The resolution recognises the rapid acceleration of AI development and use and stresses “the urgency of achieving global consensus on safe, secure and trustworthy artificial intelligence systems”.

It also recognizes that “the governance of artificial intelligence systems is an evolving area” that needs further discussions on possible governance approaches.

Big tech companies generally have supported the need to regulate AI, while lobbying to ensure any rules work in their favour.

Antonio Guterres
United Nations Secretary General Antonio Guterres (Omar Havana/AP)

Countries around the world, including the US and China, and the Group of 20 major industrialised nations are also moving to draw up AI regulations.

The UN resolution takes note of other UN efforts including by Secretary-General Antonio Guterres and the International Telecommunication Union to ensure that AI is used to benefit the world.

Mr Sullivan said the United States turned to the General Assembly “to have a truly global conversation on how to manage the implications of the fast-advancing technology of AI”.

The resolution encourages all countries, regional and international organizations, tech communities, civil society, the media, academia, research institutions and individuals “to develop and support regulatory and governance approaches and frameworks” for safe AI systems.

It warns against “improper or malicious design, development, deployment and use of artificial intelligence systems, such as without adequate safeguards or in a manner inconsistent with international law”.

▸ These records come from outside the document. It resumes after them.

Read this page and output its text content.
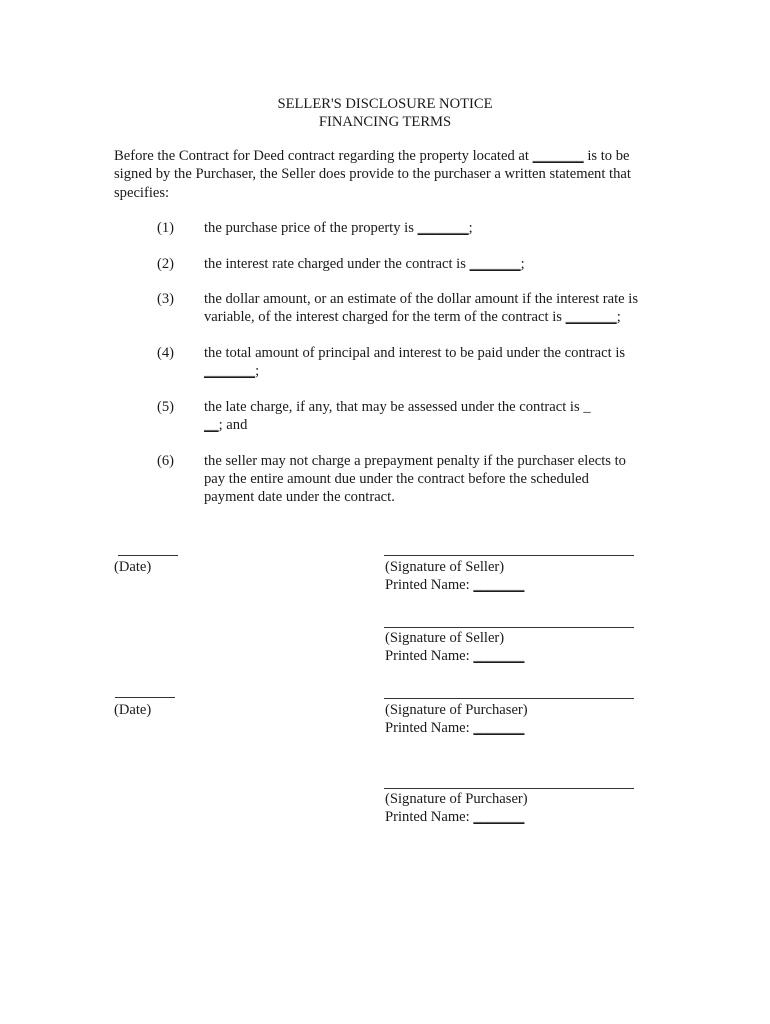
SELLER'S DISCLOSURE NOTICE
FINANCING TERMS
Before the Contract for Deed contract regarding the property located at _______ is to be
signed by the Purchaser, the Seller does provide to the purchaser a written statement that
specifies:
(1)	the purchase price of the property is _______;
(2)	the interest rate charged under the contract is _______;
(3)	the dollar amount, or an estimate of the dollar amount if the interest rate is
variable, of the interest charged for the term of the contract is _______;
(4)	the total amount of principal and interest to be paid under the contract is
_______;
(5)	the late charge, if any, that may be assessed under the contract is _
__; and
(6)	the seller may not charge a prepayment penalty if the purchaser elects to
pay the entire amount due under the contract before the scheduled
payment date under the contract.
(Date)	(Signature of Seller)
Printed Name: _______
(Signature of Seller)
Printed Name: _______
(Date)	(Signature of Purchaser)
Printed Name: _______
(Signature of Purchaser)
Printed Name: _______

A key goal, according to the resolution, is to use AI to help spur progress toward achieving the UN’s badly lagging development goals for 2030, including ending global hunger and poverty, improving health worldwide, ensuring quality secondary education for all children and achieving gender equality.

The resolution calls on the 193 UN member states and others to assist developing countries to access the benefits of digital transformation and safe AI systems.

It “emphasises that human rights and fundamental freedoms must be respected, protected and promoted through the life cycle of artificial intelligence systems”.

US Ambassador Linda Thomas-Greenfield said last week that the resolution “aims to build international consensus on a shared approach to the design, development, deployment and use of AI systems”, particularly to support the 2030 UN goals.

If adopted, she said, it will be “an historic step forward in fostering safe, security and trustworthy AI worldwide”.